This morning I finished Stephen Greenblatt’s Renaissance Self-Fashioning. I had intended to move through it fairly rapidly. Instead, I ended up reading it with some care, savoring the quotations (especially, in retrospect, Spencer) and taking way too long with the thing. The construction of the book was impressive. I suppose that it was out of the ordinary in 1980 to mention Clifford Geertz as a methodological inspiration for a book on Renaissance literature, but discounting this, Greenblatt restrains himself from ‘theory’ for the whole, wonderful, first chapter. The second chapter, ‘the word of god in the age of mechanical reproduction’ makes elegant mention of Foucault, Freud and Benjamin in the space of ten pages. (Of course, the name of the chapter is Benjamin: can it be anything but a profound coincidence that ‘word of god’ and ‘work of art’ are so sonically similar?) Later in the book we get casual references to Lacan and Deleuze. The ease of all this is pleasant. Lacan’s
It is hard to put myself in a place where the story he tells of individuality molded and fashioned at every turn not so much by itself as by Power is a depressing or discouraging one. Perhaps it’s too familiar.

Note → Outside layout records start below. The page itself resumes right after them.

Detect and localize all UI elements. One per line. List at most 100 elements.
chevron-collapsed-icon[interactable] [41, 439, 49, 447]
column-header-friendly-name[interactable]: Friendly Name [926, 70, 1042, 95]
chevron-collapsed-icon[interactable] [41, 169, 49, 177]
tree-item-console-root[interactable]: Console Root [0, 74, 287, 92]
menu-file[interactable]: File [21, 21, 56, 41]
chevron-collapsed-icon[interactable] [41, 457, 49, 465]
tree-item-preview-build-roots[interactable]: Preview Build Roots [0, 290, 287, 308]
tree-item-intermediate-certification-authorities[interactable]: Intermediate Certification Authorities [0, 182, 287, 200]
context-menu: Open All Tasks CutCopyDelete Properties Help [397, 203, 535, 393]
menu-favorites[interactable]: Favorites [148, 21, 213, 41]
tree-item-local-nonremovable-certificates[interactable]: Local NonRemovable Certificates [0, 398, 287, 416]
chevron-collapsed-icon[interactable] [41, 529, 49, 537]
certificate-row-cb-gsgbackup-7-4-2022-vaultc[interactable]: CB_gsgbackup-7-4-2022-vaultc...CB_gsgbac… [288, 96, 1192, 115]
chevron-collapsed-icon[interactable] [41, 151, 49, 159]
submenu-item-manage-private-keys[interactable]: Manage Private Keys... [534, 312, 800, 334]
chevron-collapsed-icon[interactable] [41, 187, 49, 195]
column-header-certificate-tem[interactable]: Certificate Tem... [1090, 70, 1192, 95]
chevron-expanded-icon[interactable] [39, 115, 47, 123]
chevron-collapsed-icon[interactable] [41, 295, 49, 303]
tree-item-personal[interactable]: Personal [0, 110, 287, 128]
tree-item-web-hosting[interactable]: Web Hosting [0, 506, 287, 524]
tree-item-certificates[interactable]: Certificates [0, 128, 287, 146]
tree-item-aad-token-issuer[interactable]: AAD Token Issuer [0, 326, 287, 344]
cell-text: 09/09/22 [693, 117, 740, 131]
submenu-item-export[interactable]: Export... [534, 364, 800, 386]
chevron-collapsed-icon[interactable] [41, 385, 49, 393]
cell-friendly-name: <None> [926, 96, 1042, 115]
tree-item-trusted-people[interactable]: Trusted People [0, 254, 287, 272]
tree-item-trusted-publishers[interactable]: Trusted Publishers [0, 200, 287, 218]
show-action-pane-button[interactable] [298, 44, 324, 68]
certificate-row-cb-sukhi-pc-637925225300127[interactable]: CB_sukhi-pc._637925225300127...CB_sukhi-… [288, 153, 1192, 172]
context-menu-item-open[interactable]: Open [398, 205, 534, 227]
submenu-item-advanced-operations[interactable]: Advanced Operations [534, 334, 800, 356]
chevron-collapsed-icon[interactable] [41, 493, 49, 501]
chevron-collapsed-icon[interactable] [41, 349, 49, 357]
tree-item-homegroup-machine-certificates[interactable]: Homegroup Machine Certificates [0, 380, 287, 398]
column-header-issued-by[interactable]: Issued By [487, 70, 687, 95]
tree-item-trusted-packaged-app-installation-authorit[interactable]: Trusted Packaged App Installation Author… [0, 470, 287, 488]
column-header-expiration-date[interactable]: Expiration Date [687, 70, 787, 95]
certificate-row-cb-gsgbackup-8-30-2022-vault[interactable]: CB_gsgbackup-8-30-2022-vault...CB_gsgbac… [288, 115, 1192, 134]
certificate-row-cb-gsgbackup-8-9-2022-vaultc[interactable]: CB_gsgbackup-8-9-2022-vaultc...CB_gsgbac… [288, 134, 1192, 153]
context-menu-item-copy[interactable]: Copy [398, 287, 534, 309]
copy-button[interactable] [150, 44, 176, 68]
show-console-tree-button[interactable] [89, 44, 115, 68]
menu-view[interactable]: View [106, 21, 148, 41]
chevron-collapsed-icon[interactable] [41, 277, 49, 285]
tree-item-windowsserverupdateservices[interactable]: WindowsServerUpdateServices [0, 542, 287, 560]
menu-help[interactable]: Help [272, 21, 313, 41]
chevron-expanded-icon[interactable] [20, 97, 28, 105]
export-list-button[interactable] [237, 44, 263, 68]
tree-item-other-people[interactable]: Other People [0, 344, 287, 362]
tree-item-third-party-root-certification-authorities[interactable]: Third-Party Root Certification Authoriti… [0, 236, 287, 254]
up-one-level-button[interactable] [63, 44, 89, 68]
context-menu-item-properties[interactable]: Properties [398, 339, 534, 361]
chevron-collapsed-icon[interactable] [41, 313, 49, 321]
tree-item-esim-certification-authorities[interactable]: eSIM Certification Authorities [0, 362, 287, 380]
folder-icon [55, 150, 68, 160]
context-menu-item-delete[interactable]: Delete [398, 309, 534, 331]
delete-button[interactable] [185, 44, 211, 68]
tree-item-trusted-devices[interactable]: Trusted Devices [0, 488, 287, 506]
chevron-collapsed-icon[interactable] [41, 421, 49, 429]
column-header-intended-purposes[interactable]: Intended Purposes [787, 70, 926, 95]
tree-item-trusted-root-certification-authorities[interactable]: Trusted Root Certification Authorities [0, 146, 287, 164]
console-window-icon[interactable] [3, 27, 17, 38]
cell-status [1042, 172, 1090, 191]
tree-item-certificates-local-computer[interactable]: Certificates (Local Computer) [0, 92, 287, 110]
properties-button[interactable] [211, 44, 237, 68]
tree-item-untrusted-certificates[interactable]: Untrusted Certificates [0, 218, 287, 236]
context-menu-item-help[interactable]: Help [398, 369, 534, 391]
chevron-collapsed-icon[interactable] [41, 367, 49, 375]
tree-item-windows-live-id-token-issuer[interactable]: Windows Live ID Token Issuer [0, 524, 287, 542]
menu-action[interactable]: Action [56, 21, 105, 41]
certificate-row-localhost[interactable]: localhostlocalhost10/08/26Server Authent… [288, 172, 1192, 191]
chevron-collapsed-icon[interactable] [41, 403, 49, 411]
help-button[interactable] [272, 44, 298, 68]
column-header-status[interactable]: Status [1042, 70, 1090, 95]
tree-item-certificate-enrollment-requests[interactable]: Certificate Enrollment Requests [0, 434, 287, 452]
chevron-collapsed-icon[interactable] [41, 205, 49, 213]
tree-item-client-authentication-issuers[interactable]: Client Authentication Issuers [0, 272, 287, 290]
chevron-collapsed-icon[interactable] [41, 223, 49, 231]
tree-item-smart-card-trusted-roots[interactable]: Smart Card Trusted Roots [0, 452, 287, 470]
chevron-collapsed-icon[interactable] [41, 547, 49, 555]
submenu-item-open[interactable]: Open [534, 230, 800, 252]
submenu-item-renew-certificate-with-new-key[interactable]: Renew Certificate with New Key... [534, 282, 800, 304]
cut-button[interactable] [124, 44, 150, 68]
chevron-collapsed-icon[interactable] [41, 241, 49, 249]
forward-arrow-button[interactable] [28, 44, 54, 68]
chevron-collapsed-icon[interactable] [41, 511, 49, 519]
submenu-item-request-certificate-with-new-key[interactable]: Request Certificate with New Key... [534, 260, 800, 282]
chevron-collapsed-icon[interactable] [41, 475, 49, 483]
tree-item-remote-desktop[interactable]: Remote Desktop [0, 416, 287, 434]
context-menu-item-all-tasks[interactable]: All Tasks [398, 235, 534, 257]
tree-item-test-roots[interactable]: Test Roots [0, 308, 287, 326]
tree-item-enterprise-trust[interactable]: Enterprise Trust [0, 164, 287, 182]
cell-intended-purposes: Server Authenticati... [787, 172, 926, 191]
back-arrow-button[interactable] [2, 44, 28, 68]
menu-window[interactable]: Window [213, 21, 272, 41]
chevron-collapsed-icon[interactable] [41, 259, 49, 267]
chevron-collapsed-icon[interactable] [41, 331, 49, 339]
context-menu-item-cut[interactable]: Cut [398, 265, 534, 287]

Still, the thing passes the first test for me of a good scholarly work on literature: it makes me think I should read more Elizabethan literature. Especially Spencer and Marlow. Ever since, some time ago, I read William James’ Varieties of Religious Experience, I’ve had in the back of my head that Foxe and some of the other early protestants would be fascinating. No doubt a crazy idea, that the texts themselves would disabuse me of fast. At any rate, I understand now why people were excited by ‘New Historicism:’ it could claim this book as its own.